At the police station we find that John Walker has been able to pull some strings (he seems to be enjoying his influence) in order to get Bucky released pending an “exit counseling session” with his therapist, who orders that Sam join them. She wants the two to talk out their problems which offers up the funniest scene in the episode as she has them go through some “couples counseling” activities including a “soul gazing” exercise. While this is certainly entertaining and they initially argue, Bucky does open up a little explaining that he is upset that Sam gave up the shield because Steve believed and trusted in him when he gave him the shield and he’s afraid that if Steve was wrong about Sam than he was maybe wrong about him too. We once again see the importance of not only Steve Rogers, but Bucky’s yearning to prove that he is a good person. Sam explains that Bucky might not understand it, but he did what he thought was right. They don’t get much further other than saying they will “squash” what’s going on between them, finish the job, and then never see each other again.
The final part of the episode sees a few things happen in quick succession. First, the Flag Smashers flee from an unknown approaching group of people, losing one of their members along the way. We see Walker once again try to convince Sam and Bucky to work with him, but after they refuse, he warns them “not to get in his way.” (I’m liking him less and less). Finally, Sam and Bucky discuss their next move which leads to them decide to go visit Zemo who we get a glimpse of looking very Hannibal Lecter-ish in a prison cell somewhere, ending the episode.

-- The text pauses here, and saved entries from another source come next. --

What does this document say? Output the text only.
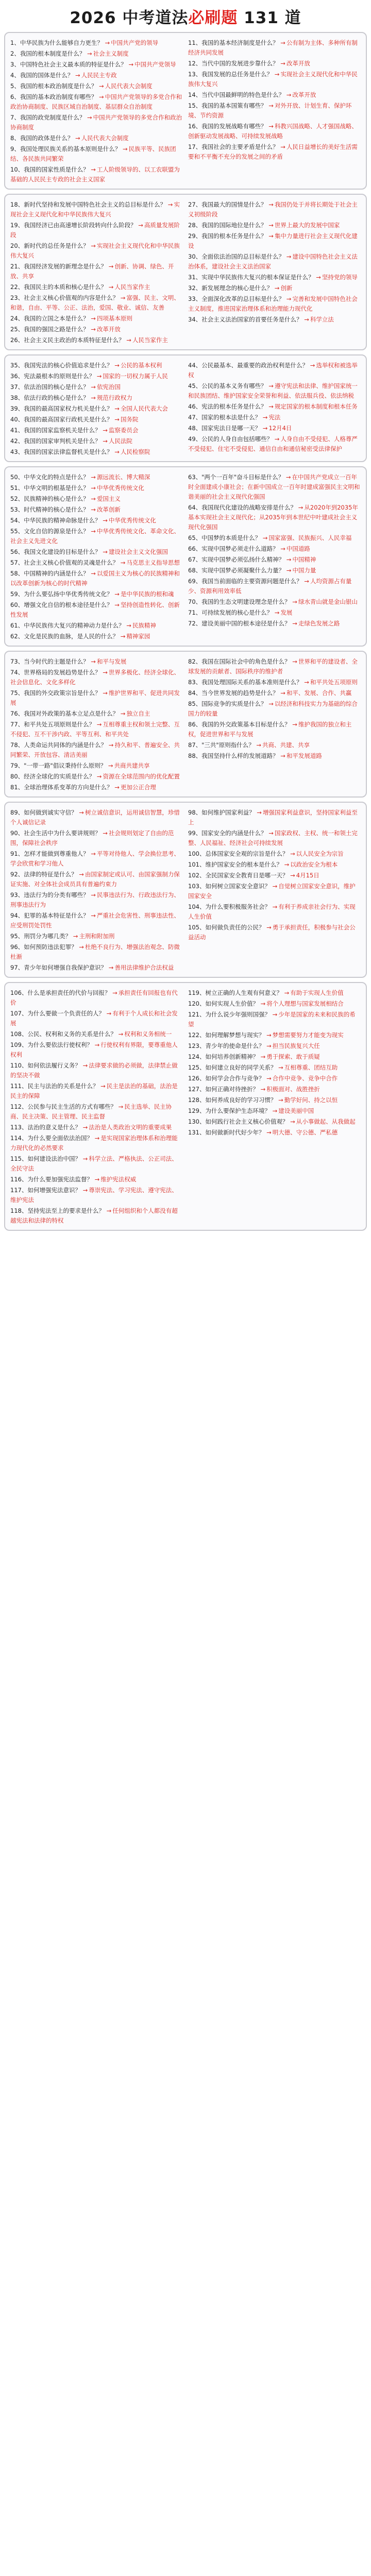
2026 中考道法必刷题 131 道
1、中华民族为什么能够自力更生？ → 中国共产党的领导
2、我国的根本制度是什么？ → 社会主义制度
3、中国特色社会主义最本质的特征是什么？ → 中国共产党领导
4、我国的国体是什么？ → 人民民主专政
5、我国的根本政治制度是什么？ → 人民代表大会制度
6、我国的基本政治制度有哪些？ → 中国共产党领导的多党合作和政治协商制度、民族区域自治制度、基层群众自治制度
7、我国的政党制度是什么？ → 中国共产党领导的多党合作和政治协商制度
8、我国的政体是什么？ → 人民代表大会制度
9、我国处理民族关系的基本原则是什么？ → 民族平等、民族团结、各民族共同繁荣
10、我国的国家性质是什么？ → 工人阶级领导的、以工农联盟为基础的人民民主专政的社会主义国家
11、我国的基本经济制度是什么？ → 公有制为主体、多种所有制经济共同发展
12、当代中国的发展进步靠什么？ → 改革开放
13、我国发展的总任务是什么？ → 实现社会主义现代化和中华民族伟大复兴
14、当代中国最鲜明的特色是什么？ → 改革开放
15、我国的基本国策有哪些？ → 对外开放、计划生育、保护环境、节约资源
16、我国的发展战略有哪些？ → 科教兴国战略、人才强国战略、创新驱动发展战略、可持续发展战略
17、我国社会的主要矛盾是什么？ → 人民日益增长的美好生活需要和不平衡不充分的发展之间的矛盾
18、新时代坚持和发展中国特色社会主义的总目标是什么？ → 实现社会主义现代化和中华民族伟大复兴
19、我国经济已由高速增长阶段转向什么阶段？ → 高质量发展阶段
20、新时代的总任务是什么？ → 实现社会主义现代化和中华民族伟大复兴
21、我国经济发展的新理念是什么？ → 创新、协调、绿色、开放、共享
22、我国民主的本质和核心是什么？ → 人民当家作主
23、社会主义核心价值观的内容是什么？ → 富强、民主、文明、和谐，自由、平等、公正、法治，爱国、敬业、诚信、友善
24、我国的立国之本是什么？ → 四项基本原则
25、我国的强国之路是什么？ → 改革开放
26、社会主义民主政治的本质特征是什么？ → 人民当家作主
27、我国最大的国情是什么？ → 我国仍处于并将长期处于社会主义初级阶段
28、我国的国际地位是什么？ → 世界上最大的发展中国家
29、我国的根本任务是什么？ → 集中力量进行社会主义现代化建设
30、全面依法治国的总目标是什么？ → 建设中国特色社会主义法治体系，建设社会主义法治国家
31、实现中华民族伟大复兴的根本保证是什么？ → 坚持党的领导
32、新发展理念的核心是什么？ → 创新
33、全面深化改革的总目标是什么？ → 完善和发展中国特色社会主义制度，推进国家治理体系和治理能力现代化
34、社会主义法治国家的首要任务是什么？ → 科学立法
35、我国宪法的核心价值追求是什么？ → 公民的基本权利
36、宪法最根本的原则是什么？ → 国家的一切权力属于人民
37、依法治国的核心是什么？ → 依宪治国
38、依法行政的核心是什么？ → 规范行政权力
39、我国的最高国家权力机关是什么？ → 全国人民代表大会
40、我国的最高国家行政机关是什么？ → 国务院
41、我国的国家监察机关是什么？ → 监察委员会
42、我国的国家审判机关是什么？ → 人民法院
43、我国的国家法律监督机关是什么？ → 人民检察院
44、公民最基本、最重要的政治权利是什么？ → 选举权和被选举权
45、公民的基本义务有哪些？ → 遵守宪法和法律、维护国家统一和民族团结、维护国家安全荣誉和利益、依法服兵役、依法纳税
46、宪法的根本任务是什么？ → 规定国家的根本制度和根本任务
47、国家的根本法是什么？ → 宪法
48、国家宪法日是哪一天？ → 12月4日
49、公民的人身自由包括哪些？ → 人身自由不受侵犯、人格尊严不受侵犯、住宅不受侵犯、通信自由和通信秘密受法律保护
50、中华文化的特点是什么？ → 源远流长、博大精深
51、中华文明的根基是什么？ → 中华优秀传统文化
52、民族精神的核心是什么？ → 爱国主义
53、时代精神的核心是什么？ → 改革创新
54、中华民族的精神命脉是什么？ → 中华优秀传统文化
55、文化自信的源泉是什么？ → 中华优秀传统文化、革命文化、社会主义先进文化
56、我国文化建设的目标是什么？ → 建设社会主义文化强国
57、社会主义核心价值观的灵魂是什么？ → 马克思主义指导思想
58、中国精神的内涵是什么？ → 以爱国主义为核心的民族精神和以改革创新为核心的时代精神
59、为什么要弘扬中华优秀传统文化？ → 是中华民族的根和魂
60、增强文化自信的根本途径是什么？ → 坚持创造性转化、创新性发展
61、中华民族伟大复兴的精神动力是什么？ → 民族精神
62、文化是民族的血脉，是人民的什么？ → 精神家园
63、"两个一百年"奋斗目标是什么？ → 在中国共产党成立一百年时全面建成小康社会；在新中国成立一百年时建成富强民主文明和谐美丽的社会主义现代化强国
64、我国现代化建设的战略安排是什么？ → 从2020年到2035年基本实现社会主义现代化；从2035年到本世纪中叶建成社会主义现代化强国
65、中国梦的本质是什么？ → 国家富强、民族振兴、人民幸福
66、实现中国梦必须走什么道路？ → 中国道路
67、实现中国梦必须弘扬什么精神？ → 中国精神
68、实现中国梦必须凝聚什么力量？ → 中国力量
69、我国当前面临的主要资源问题是什么？ → 人均资源占有量少、资源利用效率低
70、我国的生态文明建设理念是什么？ → 绿水青山就是金山银山
71、可持续发展的核心是什么？ → 发展
72、建设美丽中国的根本途径是什么？ → 走绿色发展之路
73、当今时代的主题是什么？ → 和平与发展
74、世界格局的发展趋势是什么？ → 世界多极化、经济全球化、社会信息化、文化多样化
75、我国的外交政策宗旨是什么？ → 维护世界和平、促进共同发展
76、我国对外政策的基本立足点是什么？ → 独立自主
77、和平共处五项原则是什么？ → 互相尊重主权和领土完整、互不侵犯、互不干涉内政、平等互利、和平共处
78、人类命运共同体的内涵是什么？ → 持久和平、普遍安全、共同繁荣、开放包容、清洁美丽
79、"一带一路"倡议秉持什么原则？ → 共商共建共享
80、经济全球化的实质是什么？ → 资源在全球范围内的优化配置
81、全球治理体系变革的方向是什么？ → 更加公正合理
82、我国在国际社会中的角色是什么？ → 世界和平的建设者、全球发展的贡献者、国际秩序的维护者
83、我国处理国际关系的基本准则是什么？ → 和平共处五项原则
84、当今世界发展的趋势是什么？ → 和平、发展、合作、共赢
85、国际竞争的实质是什么？ → 以经济和科技实力为基础的综合国力的较量
86、我国的外交政策基本目标是什么？ → 维护我国的独立和主权，促进世界和平与发展
87、"三共"原则指什么？ → 共商、共建、共享
88、我国坚持什么样的发展道路？ → 和平发展道路
89、如何做到诚实守信？ → 树立诚信意识，运用诚信智慧，珍惜个人诚信记录
90、社会生活中为什么要讲规则？ → 社会规则划定了自由的范围，保障社会秩序
91、怎样才能做到尊重他人？ → 平等对待他人、学会换位思考、学会欣赏和学习他人
92、法律的特征是什么？ → 由国家制定或认可、由国家强制力保证实施、对全体社会成员具有普遍约束力
93、违法行为的分类有哪些？ → 民事违法行为、行政违法行为、刑事违法行为
94、犯罪的基本特征是什么？ → 严重社会危害性、刑事违法性、应受刑罚处罚性
95、刑罚分为哪几类？ → 主刑和附加刑
96、如何预防违法犯罪？ → 杜绝不良行为、增强法治观念、防微杜渐
97、青少年如何增强自我保护意识？ → 善用法律维护合法权益
98、如何维护国家利益？ → 增强国家利益意识，坚持国家利益至上
99、国家安全的内涵是什么？ → 国家政权、主权、统一和领土完整、人民福祉、经济社会可持续发展
100、总体国家安全观的宗旨是什么？ → 以人民安全为宗旨
101、维护国家安全的根本是什么？ → 以政治安全为根本
102、全民国家安全教育日是哪一天？ → 4月15日
103、如何树立国家安全意识？ → 自觉树立国家安全意识，维护国家安全
104、为什么要积极服务社会？ → 有利于养成亲社会行为、实现人生价值
105、如何做负责任的公民？ → 勇于承担责任，积极参与社会公益活动
106、什么是承担责任的代价与回报？ → 承担责任有回报也有代价
107、为什么要做一个负责任的人？ → 有利于个人成长和社会发展
108、公民、权利和义务的关系是什么？ → 权利和义务相统一
109、为什么要依法行使权利？ → 行使权利有界限，要尊重他人权利
110、如何依法履行义务？ → 法律要求做的必须做，法律禁止做的坚决不做
111、民主与法治的关系是什么？ → 民主是法治的基础，法治是民主的保障
112、公民参与民主生活的方式有哪些？ → 民主选举、民主协商、民主决策、民主管理、民主监督
113、法治的意义是什么？ → 法治是人类政治文明的重要成果
114、为什么要全面依法治国？ → 是实现国家治理体系和治理能力现代化的必然要求
115、如何建设法治中国？ → 科学立法、严格执法、公正司法、全民守法
116、为什么要加强宪法监督？ → 维护宪法权威
117、如何增强宪法意识？ → 尊崇宪法、学习宪法、遵守宪法、维护宪法
118、坚持宪法至上的要求是什么？ → 任何组织和个人都没有超越宪法和法律的特权
119、树立正确的人生观有何意义？ → 有助于实现人生价值
120、如何实现人生价值？ → 将个人理想与国家发展相结合
121、为什么说少年强则国强？ → 少年是国家的未来和民族的希望
122、如何理解梦想与现实？ → 梦想需要努力才能变为现实
123、青少年的使命是什么？ → 担当民族复兴大任
124、如何培养创新精神？ → 勇于探索、敢于质疑
125、如何建立良好的同学关系？ → 互相尊重、团结互助
126、如何学会合作与竞争？ → 合作中竞争、竞争中合作
127、如何正确对待挫折？ → 积极面对、战胜挫折
128、如何养成良好的学习习惯？ → 勤学好问、持之以恒
129、为什么要保护生态环境？ → 建设美丽中国
130、如何践行社会主义核心价值观？ → 从小事做起、从我做起
131、如何做新时代好少年？ → 明大德、守公德、严私德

Overall, episode 2 gave us a number of interesting plot points: from getting some background on Walker, revealing who the Flag Smashers are, and setting up the relationships between our main characters, to touching on some of those same “real-life” aspects we talked about during the first episode review, and re-introducing Zemo, it serves as a great follow up act. We again got a fun action scene, that while it didn’t seem as extreme as episode one’s, was still exciting and of high quality. At the same time, the episode didn’t have to skimp on character building either even with offering so much more to the story line itself. But the thing I was most excited to see was our heroes finally interacting in their familiar ways. The arguing, one-liners, ribs, and the way they are able to play off one another was great to see again and was very much what I was hoping to see and hope to continue to see. After 2 episodes, I still don’t necessarily think it’s better than Wandavision (as a whole), but just like last time, if I had only seen the first two episodes of each show and could only pick one to keep going with, I’m sticking with The Falcon and the Winter Soldier!